Schon zur Geburtsanmeldung, spätestens jedoch bei der Aufnahme in den Kreißsaal, befragen Ärztinnen und Ärzte, Hebammen oder Pflegefachkräfte die Familien im Rahmen der Anamnese zu ihrer Lebenssituation und gegebenenfalls zu besonderen Herausforderungen, die das Leben mit sich bringen kann.

Die Ergebnisse dieses Gespräches werden für die Babylotsinnen auf einem Fragebogen festgehalten. Das Ausfüllen des Fragebogens ist freiwillig und zustimmungspflichtig.

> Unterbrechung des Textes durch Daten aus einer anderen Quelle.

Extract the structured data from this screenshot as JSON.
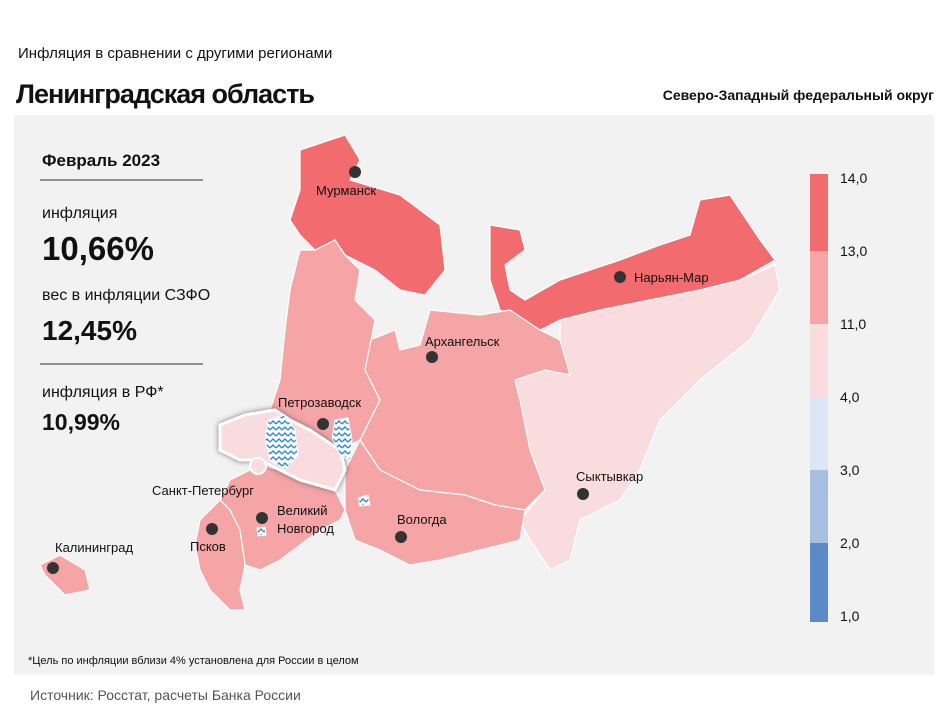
{
  "header": {
    "subtitle": "Инфляция в сравнении с другими регионами",
    "title": "Ленинградская область",
    "district": "Северо-Западный федеральный округ"
  },
  "panel": {
    "period": "Февраль 2023",
    "items": [
      {
        "label": "инфляция",
        "value": "10,66%"
      },
      {
        "label": "вес в инфляции СЗФО",
        "value": "12,45%"
      },
      {
        "label": "инфляция в РФ*",
        "value": "10,99%"
      }
    ]
  },
  "map": {
    "cities": [
      {
        "name": "Мурманск"
      },
      {
        "name": "Нарьян-Мар"
      },
      {
        "name": "Архангельск"
      },
      {
        "name": "Петрозаводск"
      },
      {
        "name": "Сыктывкар"
      },
      {
        "name": "Санкт-Петербург"
      },
      {
        "name": "Вологда"
      },
      {
        "name": "Псков"
      },
      {
        "name": "Калининград"
      },
      {
        "name_lines": [
          "Великий",
          "Новгород"
        ]
      }
    ]
  },
  "legend": {
    "ticks": [
      {
        "value": 14,
        "label": "14,0"
      },
      {
        "value": 13,
        "label": "13,0"
      },
      {
        "value": 11,
        "label": "11,0"
      },
      {
        "value": 4,
        "label": "4,0"
      },
      {
        "value": 3,
        "label": "3,0"
      },
      {
        "value": 2,
        "label": "2,0"
      },
      {
        "value": 1,
        "label": "1,0"
      }
    ],
    "colors": [
      "#f26b6e",
      "#f6a5a7",
      "#f9dcdd",
      "#dde6f4",
      "#a7bfe0",
      "#5b8ac6"
    ]
  },
  "footnote": "*Цель по инфляции вблизи 4% установлена для России в целом",
  "source": "Источник: Росстат, расчеты Банка России"
}
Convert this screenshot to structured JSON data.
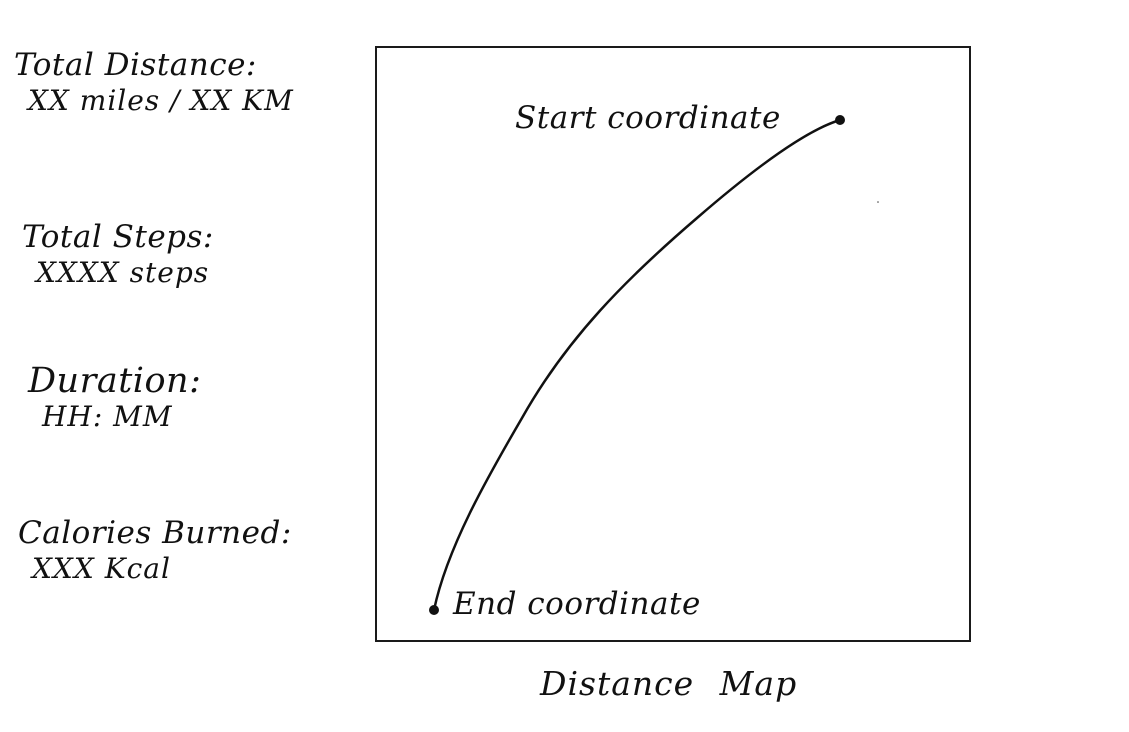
{
  "stats": {
    "total_distance": {
      "label": "Total Distance:",
      "value": "XX miles / XX KM"
    },
    "total_steps": {
      "label": "Total Steps:",
      "value": "XXXX steps"
    },
    "duration": {
      "label": "Duration:",
      "value": "HH: MM"
    },
    "calories": {
      "label": "Calories Burned:",
      "value": "XXX Kcal"
    }
  },
  "map": {
    "start_label": "Start coordinate",
    "end_label": "End coordinate",
    "caption": "Distance Map"
  },
  "colors": {
    "ink": "#111111",
    "background": "#ffffff"
  }
}
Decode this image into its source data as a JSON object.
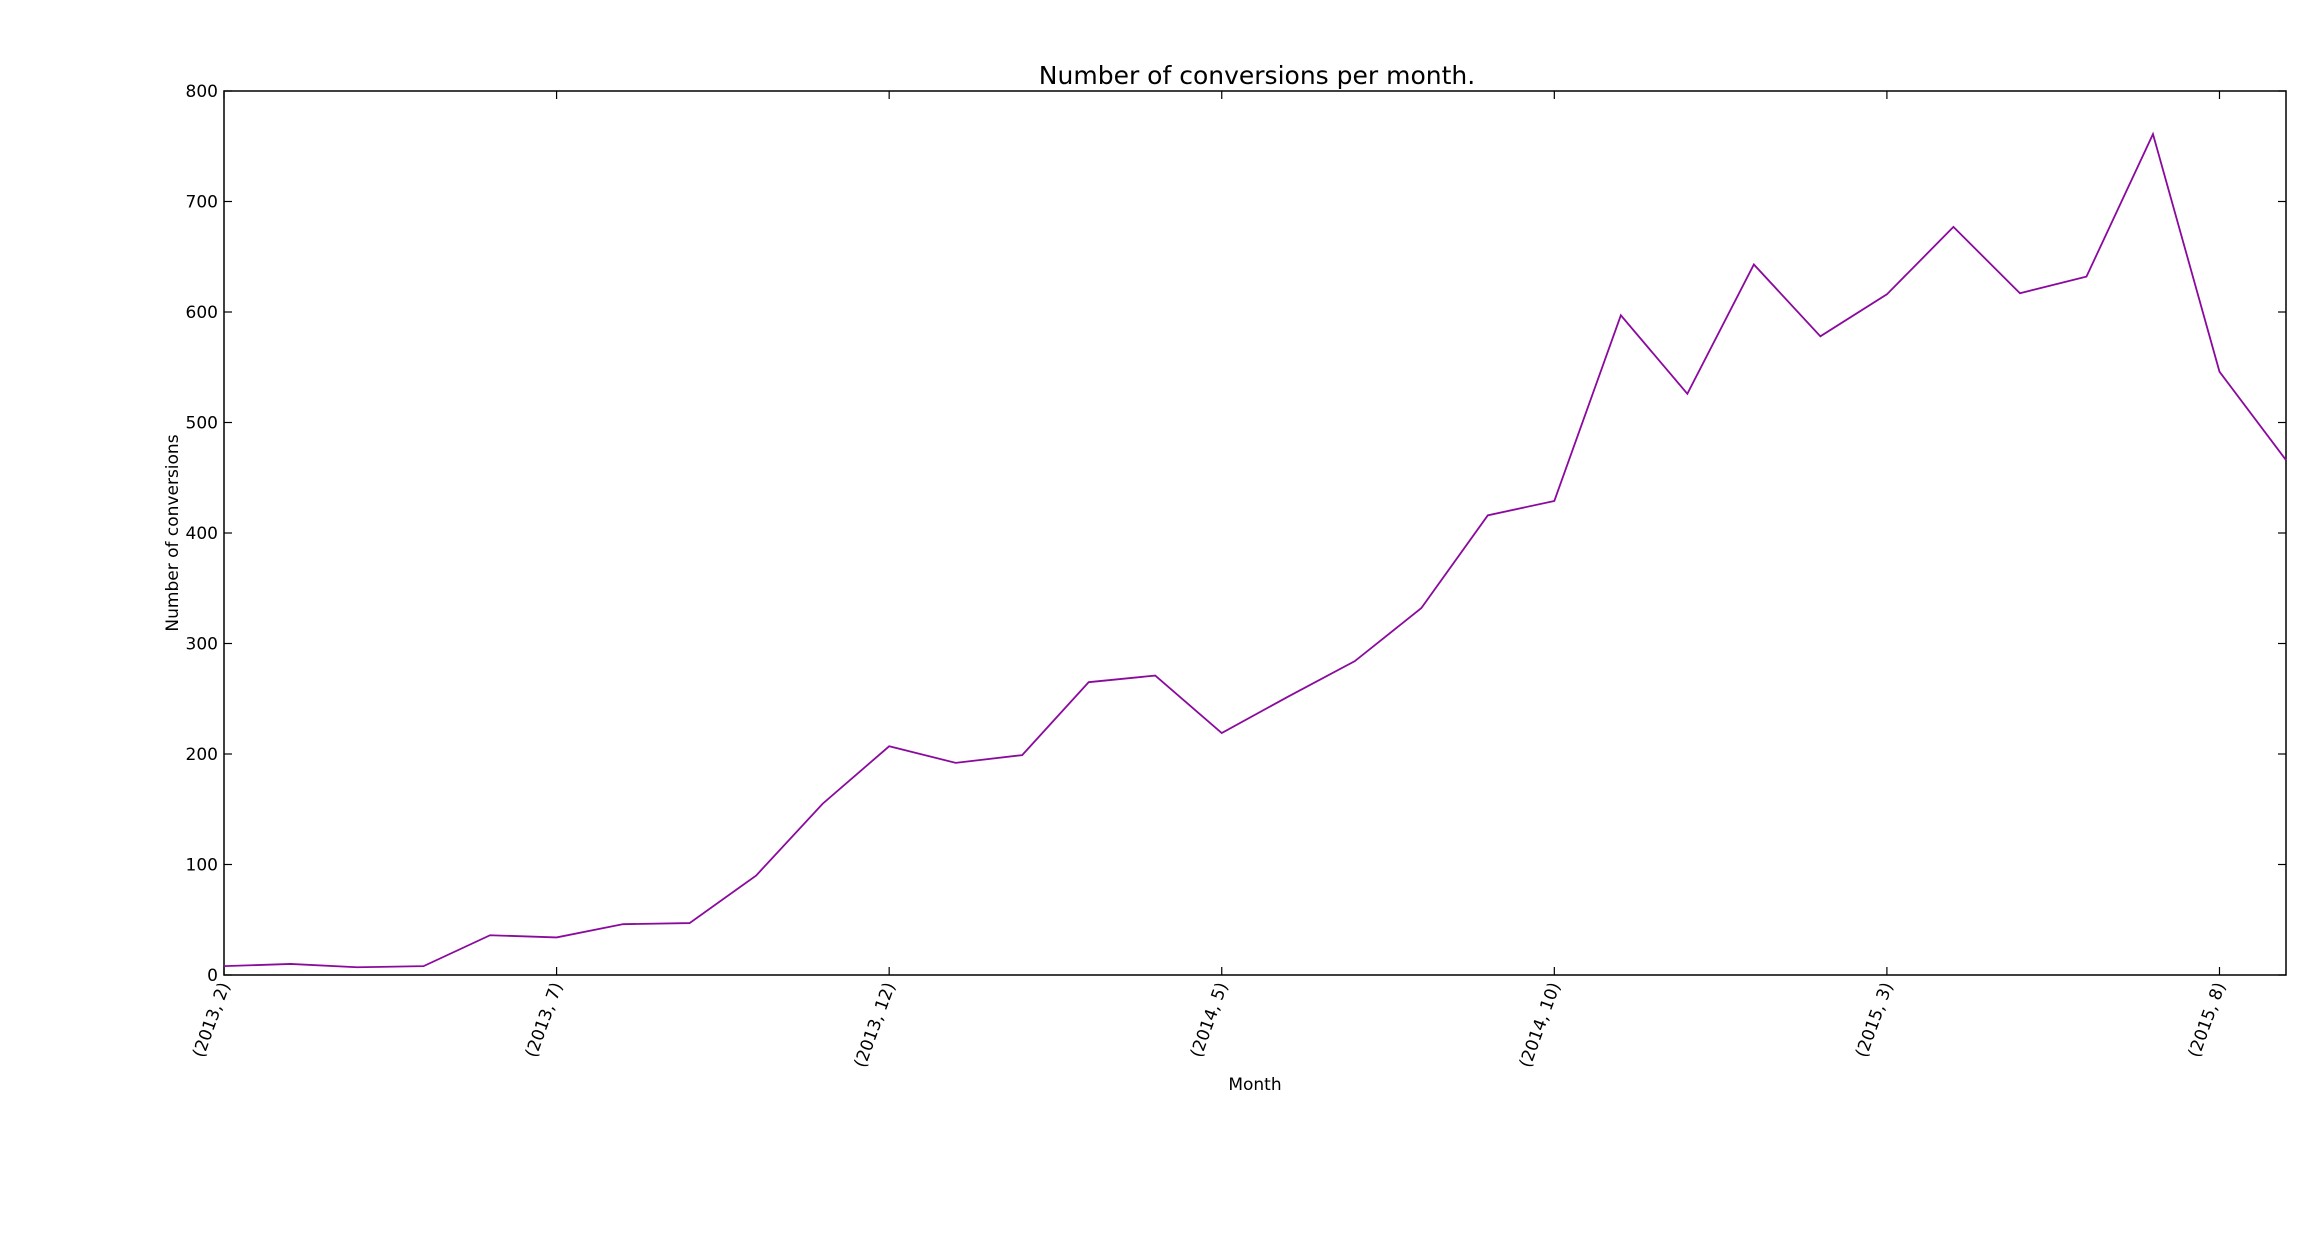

Werden besondere Herausforderungen sichtbar, bieten die Babylotsinnen den Familien ein Gespräch auf der Entbindungsstation an. Dabei soll abgeklärt werden, auf welche konkrete Unterstützung die Eltern in ihrem Alltag zurückgreifen können. Bei Bedarf werden weitere Unterstützungsangebote des Netzwerkes der Frühen Hilfen organisiert.

Die Rostocker Babylotsinnen sind Sozial- und Diplompädagoginnen, Sozialarbeiterinnen, Erziehungswissenschaftlerinnen, Kinderschutzfachkräfte und Fachpflegekräfte mit weiteren Zusatzqualifikationen wie Eltern- und Trauerbegleitung, Kinderwunschberatung und Coaching.